Quisiéramos no tener que hacer una evaluación sobre los últimos casi cuatro años de nuestra actividad porque, lamentablemente, nos confrontaría con una seguidilla inédita de resultados negativos históricos. Quisiéramos no tener que referirnos a la confianza defraudada de una actividad que apostó fuerte a una gestión que prometía eliminar una serie de trabas que podrían potenciar el negocio inmobiliario. Pero los datos son tan contundentes que ni siquiera queda margen para una mirada teñida de un optimismo que tiene más que ver con el autoengaño antes que con la resiliencia.

No hay un solo indicador de mejora en la actividad inmobiliaria registrado en estos años. Cayeron las operaciones de compra venta a los niveles de la crisis económica más feroz que se recuerde: la de 2001/2002; se depreció fuertemente el valor de la propiedad, con lo que además de la caída de ingresos de los corredores inmobiliarios por menores ventas, también se operó por baja de precios de prácticamente todo el rango de inmuebles: desde los comerciales hasta el de viviendas.

Los alquileres muestran otro panorama desolador: si bien notamos una loable vocación de pago de los inquilinos en estos últimos meses, es verdad también que ella fue acompañada por una muy destacable actitud de responsabilidad social por parte de los propietarios que resignaron ajustes de las mensualidades que los hicieron perder año a año contra la inflación hasta casi aceptar cobrar un 50% menos.

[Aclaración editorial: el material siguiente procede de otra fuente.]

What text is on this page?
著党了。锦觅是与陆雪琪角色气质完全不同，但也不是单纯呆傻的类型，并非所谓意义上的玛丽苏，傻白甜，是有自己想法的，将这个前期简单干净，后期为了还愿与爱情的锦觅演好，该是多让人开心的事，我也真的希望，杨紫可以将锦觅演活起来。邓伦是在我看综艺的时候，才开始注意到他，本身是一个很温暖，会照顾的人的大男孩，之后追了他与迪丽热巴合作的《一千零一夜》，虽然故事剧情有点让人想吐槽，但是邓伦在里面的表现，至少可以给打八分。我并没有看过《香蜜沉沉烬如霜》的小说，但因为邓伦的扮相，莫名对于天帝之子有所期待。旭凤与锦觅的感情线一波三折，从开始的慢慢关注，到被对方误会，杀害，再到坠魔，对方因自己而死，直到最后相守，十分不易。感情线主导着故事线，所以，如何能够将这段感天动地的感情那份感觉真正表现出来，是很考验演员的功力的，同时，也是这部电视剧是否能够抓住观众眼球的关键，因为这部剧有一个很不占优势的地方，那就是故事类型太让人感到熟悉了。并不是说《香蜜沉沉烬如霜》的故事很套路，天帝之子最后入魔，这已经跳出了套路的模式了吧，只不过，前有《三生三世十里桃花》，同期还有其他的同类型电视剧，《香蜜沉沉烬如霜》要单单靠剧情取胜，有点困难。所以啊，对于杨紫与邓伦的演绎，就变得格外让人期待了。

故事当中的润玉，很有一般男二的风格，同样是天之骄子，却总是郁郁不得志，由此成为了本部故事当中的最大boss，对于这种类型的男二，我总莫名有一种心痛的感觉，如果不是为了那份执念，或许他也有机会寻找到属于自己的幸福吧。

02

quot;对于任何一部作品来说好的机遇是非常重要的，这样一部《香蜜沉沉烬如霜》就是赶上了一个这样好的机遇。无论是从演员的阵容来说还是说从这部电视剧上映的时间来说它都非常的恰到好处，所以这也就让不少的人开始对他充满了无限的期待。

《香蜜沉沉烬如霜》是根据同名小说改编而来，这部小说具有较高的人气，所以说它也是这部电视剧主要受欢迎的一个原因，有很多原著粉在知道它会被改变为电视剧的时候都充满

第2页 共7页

Ante semejante escenario, la única reacción del Gobierno fue lanzar medidas antes apuntando al marketing político que a la resolución concreta de los problemas de vivienda de millones de argentinos. Por un lado, intentó lanzar una ley de alquileres sin consensos, inconsulta y de impracticable aplicabilidad que para lo único que sirvió fue para generar tensión entre los directos interesados de sostener los contratos: locatarios y locadores.

En materia de financiación, también se provocó más daño antes que soluciones concretas a quienes necesitan su techo. Los créditos UVA fueron lanzados con una avasalladora campaña de marketing oficial que los presentaba como la panacea de la casa propia. Desde un comienzo denunciamos que eran un engaño, una propuesta insostenible. Y ahí tenemos a los miles de damnificados por estos préstamos ajustados por inflación en un país en el que este año, muy probablemente, el índice de precios llegue al 60%.

Los brutales aumentos se tarifas de servicios y expensas hicieron el resto, afectando a toda la cadena inmobiliaria: propietarios que no pudieron alquilar sus locales por la recesión, o que tienen sus casas desocupadas por falta de demanda e inquilinos que sacrifican consumos básicos para sostener su alquiler.

Creemos que después del 10 de diciembre el horizonte para nada se presenta carente de nubarrones y dificultades. Pero entendemos que quienes tengan la responsabilidad de gobernar deben hacerlo con mayor vocación de diálogo para atender las urgencias de todos los sectores. Es de esperar que se incrementen las restricciones cambiarias por el descalabro financiero y por el problema de la deuda. Y consideramos también que atento a que la vivienda es un derecho básico, las futuras autoridades deberán instrumentar las medidas necesarias para reactivar el sector. No solamente por el interés de poner en marcha una cadena de valor central en la economía de un país. Sino porque en la Argentina existe un déficit de casi 8 millones de viviendas –entre construcción y reconstrucción- y alguien deberá hacer algo para empezar a cubrirlo.

Presidente del Colegio de Martilleros y Corredores Públicos de la Pcia. de Bs. As.